Nos acontecimentos nacionais ela sentiu-se humilhada com a Operação Nó Górdio, do generalíssimo Kaúlza de Arriaga. Eu tinha os quinze camiões do exército que foram destruídos pelas Brigadas Revolucionárias. Nos êxitos da televisão eu atirei-lhe com o António Vitorino d’Almeida e o seu “Histórias da Música”. Mas ela arrumou-me com o Festival da Canção e com a música “Onde Vais Rio que eu Canto”, do grande Sérgio Borges. Nos acontecimentos internacionais não lhe dei hipóteses: a 30 de Janeiro o
Sunday Bloody Sunday, a 6 de Setembro o ataque palestiniano em Munique à delegação israelita presente nos Jogos Olímpicos, a detenção dos terroristas Baader-Meinhof e o escândalo do Watergate. Ela só tinha, para contrapor, a eleição de Salvador Allende e o “Setembro Negro” de confrontos entre refugiados palestinianos e forças militares jordanas. Na sociedade dei-lhe um baile: a morte do Duque de Windsor, o monarca que renunciou ao trono pelo amor de uma divorciada; o húngaro tresloucado que danificou à martelada a famosa “Pietá”, de Miguel Ângelo, enquanto gritava: “Eu sou Jesus Cristo”; e a tragédia nos Andes, em que um grupo de sobreviventes de um acidente de avião come os companheiros de viagem. Ela assumiu a derrota com a aprovação em França do uso obrigatório do cinto de segurança nos assentos dianteiros dos automóveis.

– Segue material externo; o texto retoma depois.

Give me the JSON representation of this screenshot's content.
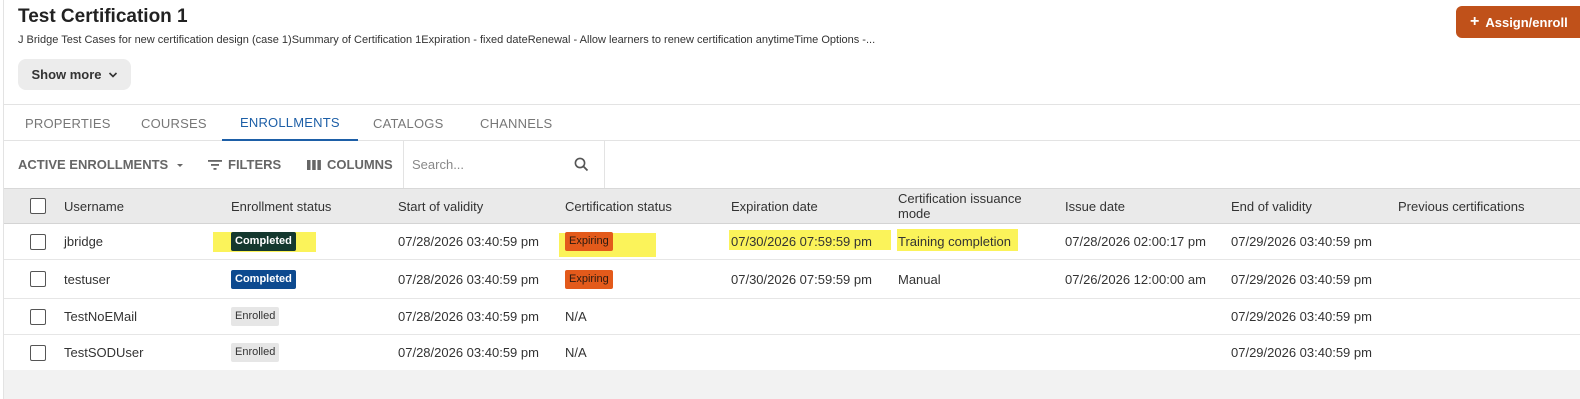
{
  "header": {
    "title": "Test Certification 1",
    "description": "J Bridge Test Cases for new certification design (case 1)Summary of Certification 1Expiration - fixed dateRenewal - Allow learners to renew certification anytimeTime Options -...",
    "show_more_label": "Show more",
    "assign_label": "Assign/enroll"
  },
  "tabs": [
    {
      "label": "PROPERTIES",
      "active": false
    },
    {
      "label": "COURSES",
      "active": false
    },
    {
      "label": "ENROLLMENTS",
      "active": true
    },
    {
      "label": "CATALOGS",
      "active": false
    },
    {
      "label": "CHANNELS",
      "active": false
    }
  ],
  "toolbar": {
    "view_label": "ACTIVE ENROLLMENTS",
    "filters_label": "FILTERS",
    "columns_label": "COLUMNS",
    "search_placeholder": "Search..."
  },
  "table": {
    "columns": [
      "Username",
      "Enrollment status",
      "Start of validity",
      "Certification status",
      "Expiration date",
      "Certification issuance mode",
      "Issue date",
      "End of validity",
      "Previous certifications"
    ],
    "rows": [
      {
        "username": "jbridge",
        "enrollment_status": "Completed",
        "start_of_validity": "07/28/2026 03:40:59 pm",
        "certification_status": "Expiring",
        "expiration_date": "07/30/2026 07:59:59 pm",
        "issuance_mode": "Training completion",
        "issue_date": "07/28/2026 02:00:17 pm",
        "end_of_validity": "07/29/2026 03:40:59 pm",
        "previous_certifications": ""
      },
      {
        "username": "testuser",
        "enrollment_status": "Completed",
        "start_of_validity": "07/28/2026 03:40:59 pm",
        "certification_status": "Expiring",
        "expiration_date": "07/30/2026 07:59:59 pm",
        "issuance_mode": "Manual",
        "issue_date": "07/26/2026 12:00:00 am",
        "end_of_validity": "07/29/2026 03:40:59 pm",
        "previous_certifications": ""
      },
      {
        "username": "TestNoEMail",
        "enrollment_status": "Enrolled",
        "start_of_validity": "07/28/2026 03:40:59 pm",
        "certification_status": "N/A",
        "expiration_date": "",
        "issuance_mode": "",
        "issue_date": "",
        "end_of_validity": "07/29/2026 03:40:59 pm",
        "previous_certifications": ""
      },
      {
        "username": "TestSODUser",
        "enrollment_status": "Enrolled",
        "start_of_validity": "07/28/2026 03:40:59 pm",
        "certification_status": "N/A",
        "expiration_date": "",
        "issuance_mode": "",
        "issue_date": "",
        "end_of_validity": "07/29/2026 03:40:59 pm",
        "previous_certifications": ""
      }
    ]
  },
  "colors": {
    "accent": "#1d5fa7",
    "assign_button": "#c0511a",
    "completed_badge": "#0d4a8f",
    "expiring_badge": "#e35a1b",
    "highlight": "#fbf35a"
  }
}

Nas novidades literárias verificou-se um empate técnico. No meu ano estrearam livros como
As palavras, que pena (Yvette Centeno),
Os Clandestinos (Fernando Namora),
Poesia H (Fiama Hasse Pais Brandão),
A Mosca Iluminada (Natália Correia) e
Visão-Vision (Ernesto de Melo e Castro). No ano dela, mais do mesmo:
Um Sino na Montanha (Fernando Namora),
As Maçãs de Orestes (Natália Correia),
(Este) Rosto (Fiama Hasse Pais Brandão) e
Os Outros Legítimos Superiores (Maria Isabel Barreno). No cinema arrasei com
O Padrinho,
O Último Tango em Paris,
Tout Va Bien (Godard) e
O Charme Discreto da Burguesia (Bunuel). Ela ainda balbuciou um Bertolucci (
A Estratégia da Aranha) e tentou ludibriar-me com o
Cowboy da Meia-Noite. Em termos de êxitos musicais eu tinha para apresentar “Que Força É Essa” (Sérgio Godinho), “Canto no Deserto” (um single de Fernando Tordo), “Riders on the Storm” (The Doors), “Harvest” (Neil Young) e “Smoke on the Water” (Deep Purple). Ela disse que lhe bastava, para me pôr K.O., a “Balada de Bidonville” do José Barata Moura, e que se eu me tentasse levantar me atirava com a “Pedra Filosofal” do Manuel Freire.
No
round seguinte – a ciência – encostei-a às cordas e levei-a ao tapete: as primeiras calculadoras de bolso começaram a ser fabricadas no Reino Unido, as primeiras cassetes foram comercializadas, a Philips lançou no mercado os videodiscos, foram fabricadas as primeiras fibras ópticas e começaram a efectuar-se os exames de Ressonância Magnética Nuclear. “Mas, mas, mas”, gemeu ela, “a varíola foi erradicada”. No desporto voltei a arrasar, tinha o Bobby Fischer, campeão do mundo de xadrez depois de vencer o soviético Boris Spassky, o Joaquim Agostinho, o Carlos Lopes (campeão nacional de corta-mato), a vitória em Wimbledon de Stan Smith e os Jogos Olímpicos de Munique, onde brilharam as sete medalhas de ouro do nadador Mark Spitz. Perante isto, baixou a bolinha: só tinha insignificâncias desportivas, como a vitória de Luis Ocaña na Volta à Espanha.
Por esta altura estávamos os dois esgotados, prestes a dar o último suspiro. Ela moribunda, de morte anunciada, quis acabar à grega: tragicamente. Atirou-me com um ciclone no Paquistão Oriental que matou 300 mil pessoas. Hoje sou um viúvo vitorioso mas nunca a esquecerei.